Rétention d'informations

Publié le par Shaya

Quand j'étais en 2de au lycée, un de mes copains s'est suicidé.

 

Je le connaissais depuis que j'étais toute petite, c'était le fils d'un collègue, et ami, de ma mère.

J'avais grandi avec lui meme si on ne se voyait qu'occasionnellement lors de repas ou de fetes.

On s'était retrouvé dans le meme établissement une fois atteint le lycée mais nous n'étions pas du meme age, il était en 1ere quand j'étais une petite 2de.

On se disait bonjour quand on se croisait dans les couloirs, on discutait un peu.

Comme 2 lycéens qui se connaissent mais n'ont pas un groups d'amis communs.

 

Le suicide, terrible fléau de la jeunesse ...

 

Le lycée avait pris des précautions pour annoncer la nouvelle à ses camarades de classe.

Mais moi je n'étais pas dans sa classe.

Pourtant je l'ai appris presque en meme temps qu'eux.

Je passais dans le couloir pour rejoindre ma salle de cours avec une amie. Je me souviens des cris, des pleurs, des élèves qui sortaient de la salle en état de choc.

J'étais avec une amie et on s'était demandé ce qui se passait.

Il se trouvait qu'elle connaissait une des filles en pleurs dans le couloir et qu'elle était allée lui poser la question.

 

"Un gars de leur classe s'est suicidé"

"Ah bon? Qui ça?"

"Il s'appelle L."

 

Impossible de se tromper sur la personne en question, il avait un prénom tellement rare.

 

J'avais continué mon chemin vers ma salle de cours trop sous le choc pour parler du gouffre qui venait de s'ouvrir sous mes pieds, pour dire que moi aussi je le connaissais, pour dire que moi aussi j'étais triste.

L. n'était pas seulement mort. Il s'était suicidé.

 

Je n'avais rien dit pendant plusieurs heures, cette nouvelle m'etouffant dans le silence.

Et puis entre deux cours, mes amis avaient commencé à s'engueuler pour un truc con.

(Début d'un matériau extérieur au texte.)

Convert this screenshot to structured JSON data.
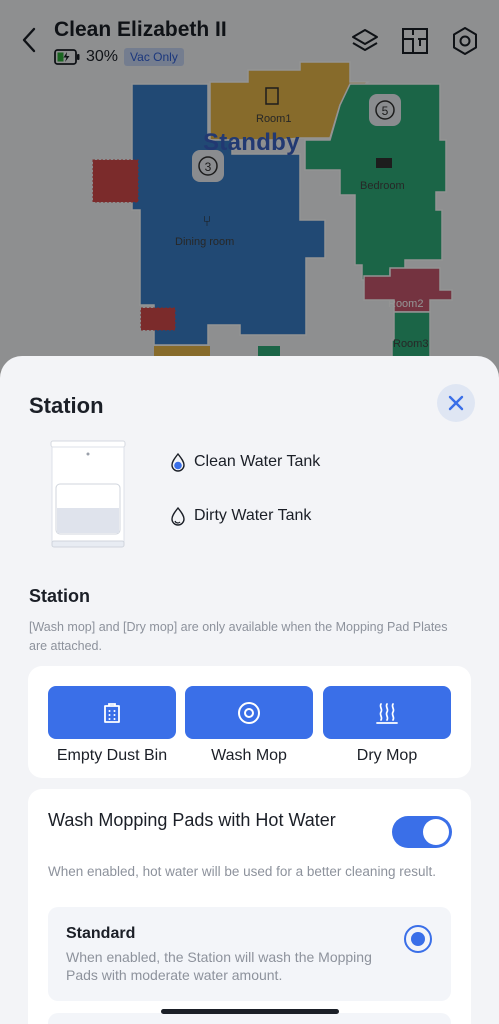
{
  "header": {
    "title": "Clean Elizabeth II",
    "battery_pct": "30%",
    "mode_badge": "Vac Only",
    "icons": [
      "back-chevron-icon",
      "layers-icon",
      "room-layout-icon",
      "settings-hexagon-icon"
    ]
  },
  "map": {
    "status": "Standby",
    "rooms": [
      {
        "name": "Room1",
        "color": "#e8b94a"
      },
      {
        "name": "Bedroom",
        "color": "#2fae7a",
        "order": "5"
      },
      {
        "name": "Dining room",
        "color": "#3a7fc8",
        "order": "3"
      },
      {
        "name": "Room2",
        "color": "#c9586f"
      },
      {
        "name": "Room3",
        "color": "#2fae7a"
      }
    ]
  },
  "sheet": {
    "title": "Station",
    "tanks": [
      {
        "label": "Clean Water Tank",
        "icon": "water-drop-filled-icon"
      },
      {
        "label": "Dirty Water Tank",
        "icon": "water-drop-outline-icon"
      }
    ],
    "section_title": "Station",
    "section_note": "[Wash mop] and [Dry mop] are only available when the Mopping Pad Plates are attached.",
    "actions": [
      {
        "label": "Empty Dust Bin",
        "icon": "dust-bin-icon"
      },
      {
        "label": "Wash Mop",
        "icon": "wash-mop-icon"
      },
      {
        "label": "Dry Mop",
        "icon": "dry-heat-icon"
      }
    ],
    "hot_water": {
      "title": "Wash Mopping Pads with Hot Water",
      "enabled": true,
      "description": "When enabled, hot water will be used for a better cleaning result.",
      "options": [
        {
          "title": "Standard",
          "description": "When enabled, the Station will wash the Mopping Pads with moderate water amount.",
          "selected": true
        }
      ]
    }
  },
  "colors": {
    "accent": "#3a6fe8",
    "sheet_bg": "#f3f4f7",
    "muted_text": "#8d929c"
  }
}
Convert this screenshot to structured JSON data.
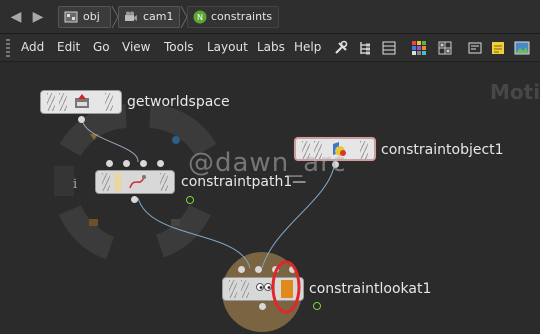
{
  "path_bar": {
    "crumbs": [
      {
        "label": "obj",
        "icon": "obj-network-icon"
      },
      {
        "label": "cam1",
        "icon": "camera-icon"
      },
      {
        "label": "constraints",
        "icon": "chop-network-icon"
      }
    ]
  },
  "menu": {
    "items": [
      "Add",
      "Edit",
      "Go",
      "View",
      "Tools",
      "Layout",
      "Labs",
      "Help"
    ],
    "tools": [
      "wrench-icon",
      "tree-view-icon",
      "list-view-icon",
      "color-palette-icon",
      "grid-icon",
      "note-icon",
      "sticky-note-icon",
      "image-icon"
    ]
  },
  "network": {
    "context_label": "Moti",
    "watermark": "@dawn_arc",
    "nodes": [
      {
        "name": "getworldspace"
      },
      {
        "name": "constraintpath1",
        "suffix": "—"
      },
      {
        "name": "constraintobject1"
      },
      {
        "name": "constraintlookat1"
      }
    ]
  },
  "colors": {
    "highlight_circle": "#e0272b",
    "display_flag": "#7ccf3a",
    "lookat_ring": "#7a6442",
    "wire": "#7fa8c8"
  }
}
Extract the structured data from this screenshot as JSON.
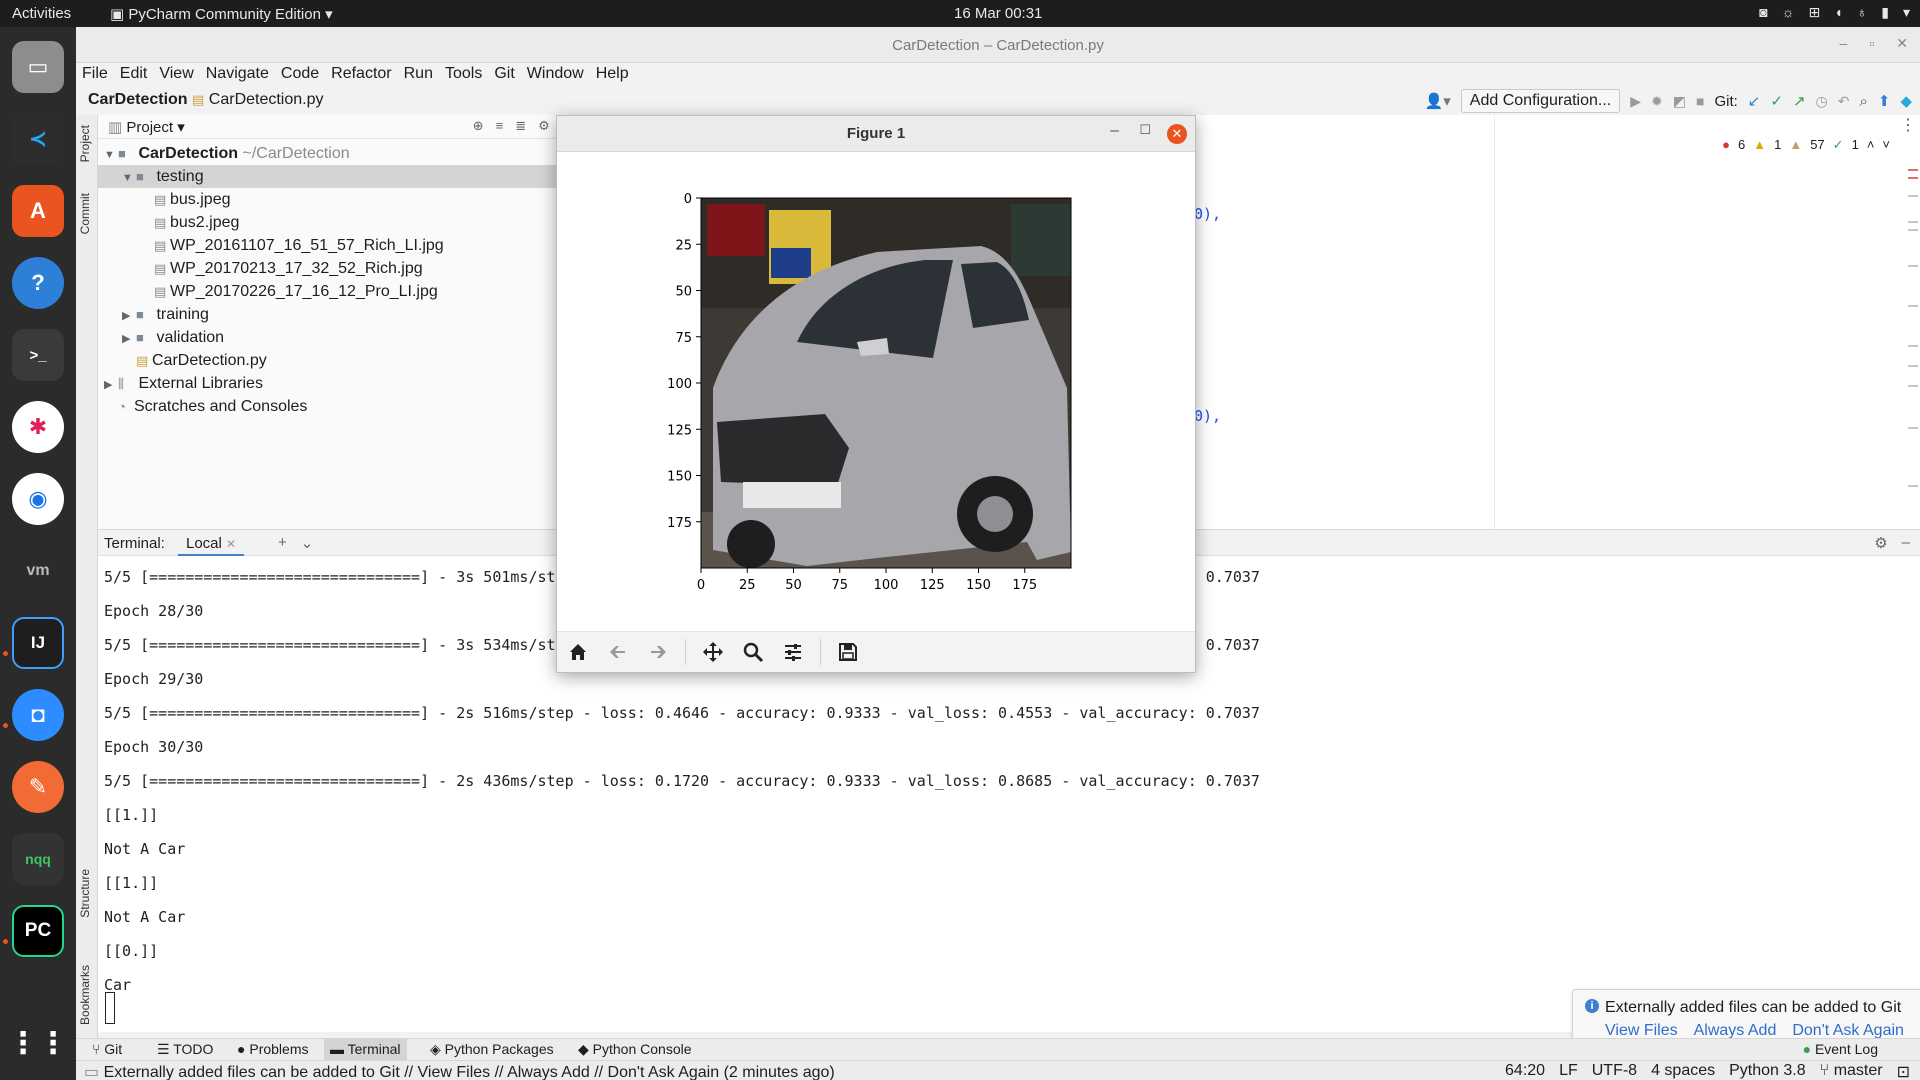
{
  "topbar": {
    "activities": "Activities",
    "app_menu": "PyCharm Community Edition",
    "clock": "16 Mar  00:31"
  },
  "window": {
    "title": "CarDetection – CarDetection.py"
  },
  "menu": [
    "File",
    "Edit",
    "View",
    "Navigate",
    "Code",
    "Refactor",
    "Run",
    "Tools",
    "Git",
    "Window",
    "Help"
  ],
  "breadcrumb": {
    "project": "CarDetection",
    "file": "CarDetection.py"
  },
  "toolbar": {
    "add_config": "Add Configuration...",
    "git_label": "Git:"
  },
  "side_tabs": {
    "project": "Project",
    "commit": "Commit",
    "structure": "Structure",
    "bookmarks": "Bookmarks"
  },
  "project_panel": {
    "header": "Project",
    "root_name": "CarDetection",
    "root_path": "~/CarDetection",
    "items": [
      {
        "label": "testing",
        "kind": "folder",
        "open": true
      },
      {
        "label": "bus.jpeg",
        "kind": "file"
      },
      {
        "label": "bus2.jpeg",
        "kind": "file"
      },
      {
        "label": "WP_20161107_16_51_57_Rich_LI.jpg",
        "kind": "file"
      },
      {
        "label": "WP_20170213_17_32_52_Rich.jpg",
        "kind": "file"
      },
      {
        "label": "WP_20170226_17_16_12_Pro_LI.jpg",
        "kind": "file"
      },
      {
        "label": "training",
        "kind": "folder"
      },
      {
        "label": "validation",
        "kind": "folder"
      },
      {
        "label": "CarDetection.py",
        "kind": "pyfile"
      },
      {
        "label": "External Libraries",
        "kind": "lib"
      },
      {
        "label": "Scratches and Consoles",
        "kind": "scratch"
      }
    ]
  },
  "editor": {
    "visible_fragments": [
      "0),",
      "0),"
    ],
    "inspections": {
      "errors": "6",
      "warnings": "1",
      "weak": "57",
      "ok": "1"
    }
  },
  "terminal": {
    "label": "Terminal:",
    "tab": "Local",
    "lines": [
      "5/5 [==============================] - 3s 501ms/step - loss: 0.4646 - accuracy: 0.9333 - val_loss: 0.4553 - val_accuracy: 0.7037",
      "Epoch 28/30",
      "5/5 [==============================] - 3s 534ms/step - loss: 0.4646 - accuracy: 0.9333 - val_loss: 0.4553 - val_accuracy: 0.7037",
      "Epoch 29/30",
      "5/5 [==============================] - 2s 516ms/step - loss: 0.4646 - accuracy: 0.9333 - val_loss: 0.4553 - val_accuracy: 0.7037",
      "Epoch 30/30",
      "5/5 [==============================] - 2s 436ms/step - loss: 0.1720 - accuracy: 0.9333 - val_loss: 0.8685 - val_accuracy: 0.7037",
      "[[1.]]",
      "Not A Car",
      "[[1.]]",
      "Not A Car",
      "[[0.]]",
      "Car"
    ]
  },
  "notification": {
    "message": "Externally added files can be added to Git",
    "actions": [
      "View Files",
      "Always Add",
      "Don't Ask Again"
    ]
  },
  "tool_tabs": [
    "Git",
    "TODO",
    "Problems",
    "Terminal",
    "Python Packages",
    "Python Console"
  ],
  "event_log": "Event Log",
  "status": {
    "message": "Externally added files can be added to Git // View Files // Always Add // Don't Ask Again (2 minutes ago)",
    "position": "64:20",
    "line_sep": "LF",
    "encoding": "UTF-8",
    "indent": "4 spaces",
    "interpreter": "Python 3.8",
    "branch": "master"
  },
  "figure": {
    "title": "Figure 1",
    "x_ticks": [
      "0",
      "25",
      "50",
      "75",
      "100",
      "125",
      "150",
      "175"
    ],
    "y_ticks": [
      "0",
      "25",
      "50",
      "75",
      "100",
      "125",
      "150",
      "175"
    ],
    "image_subject": "silver hatchback car",
    "toolbar_icons": [
      "home-icon",
      "back-icon",
      "forward-icon",
      "pan-icon",
      "zoom-icon",
      "configure-icon",
      "save-icon"
    ]
  }
}
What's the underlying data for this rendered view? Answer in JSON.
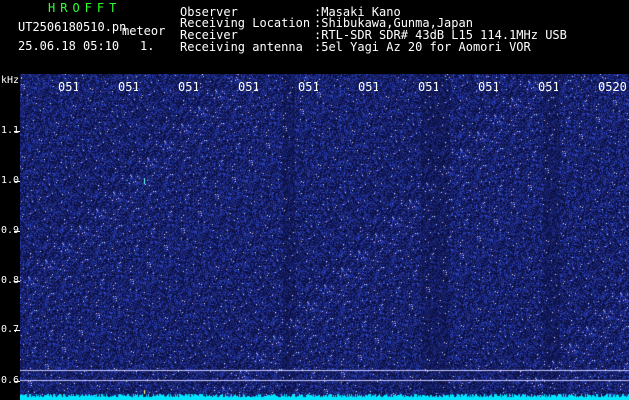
{
  "header": {
    "app_title": "HROFFT",
    "file_name": "UT2506180510.pn",
    "meteor_label": "meteor",
    "date_time": "25.06.18 05:10",
    "count": "1."
  },
  "info": {
    "observer_label": "Observer",
    "observer_value": ":Masaki Kano",
    "location_label": "Receiving Location",
    "location_value": ":Shibukawa,Gunma,Japan",
    "receiver_label": "Receiver",
    "receiver_value": ":RTL-SDR SDR# 43dB L15 114.1MHz USB",
    "antenna_label": "Receiving antenna",
    "antenna_value": ":5el Yagi Az 20 for Aomori VOR"
  },
  "axis": {
    "unit": "kHz",
    "y_labels": [
      "1.1",
      "1.0",
      "0.9",
      "0.8",
      "0.7",
      "0.6"
    ],
    "time_labels": [
      "051",
      "051",
      "051",
      "051",
      "051",
      "051",
      "051",
      "051",
      "051",
      "0520"
    ]
  },
  "colors": {
    "background": "#000000",
    "title_green": "#33ff33",
    "noise_base": "#1a1f8c",
    "baseline_cyan": "#00e5ff",
    "ref_line": "#c8c8ff"
  }
}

Un truc très con.

Ca avait été comme un déclencheur. Sans doute parce que je ne supporte pas de voir des gens s'engueuler meme en temps normal (vrai traumatisme d'enfance), je m'étais mise à leur hurler dessus avant de m'enfuir en pleurant à l'infirmerie.

 

Là-bas l'infirmière m'avait demandé ce qui se passait (normal) et j'avais été incapable de lui répondre pendant de longues minutes.

Incapable de le dire : parce que tant que je ne le disais pas, quelque part ça n'existait pas.

Une fois que je l'aurais dit, une fois que j'aurais prononcé la phrase, impossible de revenir en arrière.

L. serait "vraiment" mort.

Forme de déni dans ce cas là.

 

J'avais fini par cracher le morceau mais c'est un exemple tellement typique me concernant.

Il y a des femmes qui font de la rétention d'eau, moi je fais de la rétention d'informations.

 

J'ai du mal à lacher les informations. Surtout celles me concernant.

Par habitude parce que dans mon travail je dois réfléchir à l'aptitude de chaque personne à recevoir une information, tant au niveau légal que moral. Mais également parce que j'ai l'habitude d'etre la confidente et qu'on ne l'est pas quand on crie tout ce qu'on sait sur les toits.

Par pudeur pour ne pas "déranger".

Par fierté (mal placée) aussi, volonté de m'en sortir seule et de faire face sans l'aide de personne.

(Ce qui est très con parce que ce sont souvent les autres qui m'ont sauvée quand je me noyais)

Par déni pour retarder l'échéance, le moment où il faudra affronter.

 

Comme si les mots avaient une vie propre et que tant qu'ils n'étaient consignés que dans mon cerveau, je pouvais occulter ce qu'ils représentent.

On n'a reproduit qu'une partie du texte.